DÉFICIT DEMOCRÁTICO
DÉFICIT DEMOCRÁTICO
(artigo originalmente publicado na Coluna de Opinião do Jornal do Commercio, Recife).
Jorge Zaverucha
José Maria Nóbrega Júnior
Juliano Domingues da Silva
Espera-se que democracia seja mais do que eleições. Em
última instância, trata-se de qualidade de vida. Nesse sentido, como vai o
Brasil? Dados de dois relatórios divulgados nos últimos dias podem ajudar a
responder à pergunta.
Análise do The
Economist Intelligence Unit (EIU) 2015
aponta uma América Latina estagnada em termos de democratização. Problemas de
cultura política, participação, governança, criminalidade e corrupção têm se
mostrado barreiras ao processo de consolidação democrática na região. O
relatório detecta insatisfação e frustração por parte do eleitorado em relação
à classe política como um todo, resultado da percepção de que a corrupção e a impunidade
são generalizadas.
Nesse contexto, o Brasil perdeu sete posições em comparação
ao ano anterior e ficou em 51o no índice de democracias. O estudo
cita o chamado Petrolão, menciona a prisão de membros do PT e destaca o
processo de impeachment da presidente Dilma Rousseff como fatos relevantes. Com
nota 6,96, o Brasil continuou no grupo das chamadas flawed democracies (democracias imperfeitas).
A EIU assim denomina
países em que, apesar do baixo grau de participação política e problemas de
governança, há eleições livres e justas, bem como respeito a liberdades civis
básicas. Foram nesses dois últimos aspectos que o Brasil atingiu suas maiores
notas (9,58 e 9,12, respectivamente).
Entretanto, rankings dessa natureza são controversos.
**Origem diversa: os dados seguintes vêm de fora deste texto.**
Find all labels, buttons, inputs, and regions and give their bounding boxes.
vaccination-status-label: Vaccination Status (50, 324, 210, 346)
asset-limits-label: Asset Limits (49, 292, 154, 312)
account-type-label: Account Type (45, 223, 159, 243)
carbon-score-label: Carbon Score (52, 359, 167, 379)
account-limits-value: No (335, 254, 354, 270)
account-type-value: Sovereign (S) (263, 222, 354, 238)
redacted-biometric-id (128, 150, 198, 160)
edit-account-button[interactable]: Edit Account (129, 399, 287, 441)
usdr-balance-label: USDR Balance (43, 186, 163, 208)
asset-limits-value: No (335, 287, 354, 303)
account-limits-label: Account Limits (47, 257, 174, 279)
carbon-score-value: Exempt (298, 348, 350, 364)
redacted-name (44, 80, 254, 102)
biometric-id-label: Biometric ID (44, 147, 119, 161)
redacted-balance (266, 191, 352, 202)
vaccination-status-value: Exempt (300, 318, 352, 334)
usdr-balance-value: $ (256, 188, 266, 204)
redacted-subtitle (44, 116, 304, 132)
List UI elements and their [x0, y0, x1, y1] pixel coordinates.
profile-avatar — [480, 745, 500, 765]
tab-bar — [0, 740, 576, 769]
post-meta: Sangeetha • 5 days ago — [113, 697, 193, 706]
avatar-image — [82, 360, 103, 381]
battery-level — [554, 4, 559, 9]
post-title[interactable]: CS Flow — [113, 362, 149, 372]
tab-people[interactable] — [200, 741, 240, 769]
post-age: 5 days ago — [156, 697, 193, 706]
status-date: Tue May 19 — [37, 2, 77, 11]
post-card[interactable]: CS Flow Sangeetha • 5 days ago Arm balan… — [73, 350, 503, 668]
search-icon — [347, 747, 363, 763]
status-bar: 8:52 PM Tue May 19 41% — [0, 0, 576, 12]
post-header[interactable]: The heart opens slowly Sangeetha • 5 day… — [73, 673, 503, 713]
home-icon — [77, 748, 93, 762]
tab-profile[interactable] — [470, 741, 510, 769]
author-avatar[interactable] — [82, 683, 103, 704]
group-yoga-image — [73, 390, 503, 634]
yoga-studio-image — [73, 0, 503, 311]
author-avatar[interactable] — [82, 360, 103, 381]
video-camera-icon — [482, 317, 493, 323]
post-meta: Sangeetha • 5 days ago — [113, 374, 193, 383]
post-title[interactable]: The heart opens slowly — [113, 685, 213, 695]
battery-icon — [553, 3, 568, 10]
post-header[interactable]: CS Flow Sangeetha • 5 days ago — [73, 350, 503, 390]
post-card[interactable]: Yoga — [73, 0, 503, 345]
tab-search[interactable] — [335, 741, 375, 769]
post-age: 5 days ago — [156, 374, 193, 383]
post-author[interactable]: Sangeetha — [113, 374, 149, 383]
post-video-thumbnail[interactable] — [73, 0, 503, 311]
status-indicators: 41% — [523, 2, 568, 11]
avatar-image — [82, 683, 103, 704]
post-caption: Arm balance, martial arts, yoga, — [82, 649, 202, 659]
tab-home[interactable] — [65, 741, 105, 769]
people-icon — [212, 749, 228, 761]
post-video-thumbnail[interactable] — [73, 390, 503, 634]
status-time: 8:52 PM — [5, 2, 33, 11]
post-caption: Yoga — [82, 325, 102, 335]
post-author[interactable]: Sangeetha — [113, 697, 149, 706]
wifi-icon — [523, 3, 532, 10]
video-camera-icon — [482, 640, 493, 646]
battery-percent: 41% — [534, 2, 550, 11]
Afinal de contas, as liberdades civis básicas são respeitadas no Brasil? O
alarmante número de 60 mil pessoas assassinadas por ano, 40% na região
Nordeste, e a superlotação carcerária, para citar somente dois exemplos, já não
seriam indícios suficientes para fragilizar esses resultados?
Não há resposta simples para esses questionamentos. Relatório
2016 da Human Rights Watch reforça,
porém, a necessidade de fazê-los. Em sua 26a edição, o documento criticou
o País em várias áreas. Em segurança pública, por exemplo, o relatório destaca
o aumento em 40% do número de pessoas assassinadas por forças policiais em
comparação a 2014. Por que as análises de qualidade da democracia da EIU e de
outras instituições não levam em conta como os países tratam suas populações?
Há ressalvas, ainda, no quesito liberdade de expressão. O
risco de criminalização de movimentos sociais via lei antiterrorismo em debate
no Congresso e a violência contra profissionais da imprensa foram alvo de
críticas. O estudo faz referência ao assassinato de ao menos sete jornalistas e
blogueiros em 2015 após denunciarem casos de corrupção.
Os registros de violência contra lésbicas, gays, bissexuais
e transgêneros na Ouvidoria Nacional de Direitos Humanos também integram o relatório
da Human Rights Watch no item
orientação sexual e identidade de gênero. Somente na primeira metade de 2015,
foram contabilizados 522 casos de agressões dessa natureza.
Mesmo sob uma perspectiva minimalista da democracia, eleições
e pluripartidarismo são condições necessárias porém não suficientes para uma
democracia sólida. Democracia seria tudo isso e muito mais.
Seria um bem em si mesmo, cujos processos promoveriam o bem
estar do ser humano, liberdade individual, segurança, equidade e resolução
pacífica de conflitos. Entendendo esses pressupostos como verdadeiros, como
está o Brasil?
Jorge Zaverucha, José Maria Nóbrega Júnior e Juliano Domingues da Silva
são, respectivamente, cientistas políticos da UFPE, UFCG e Unicap.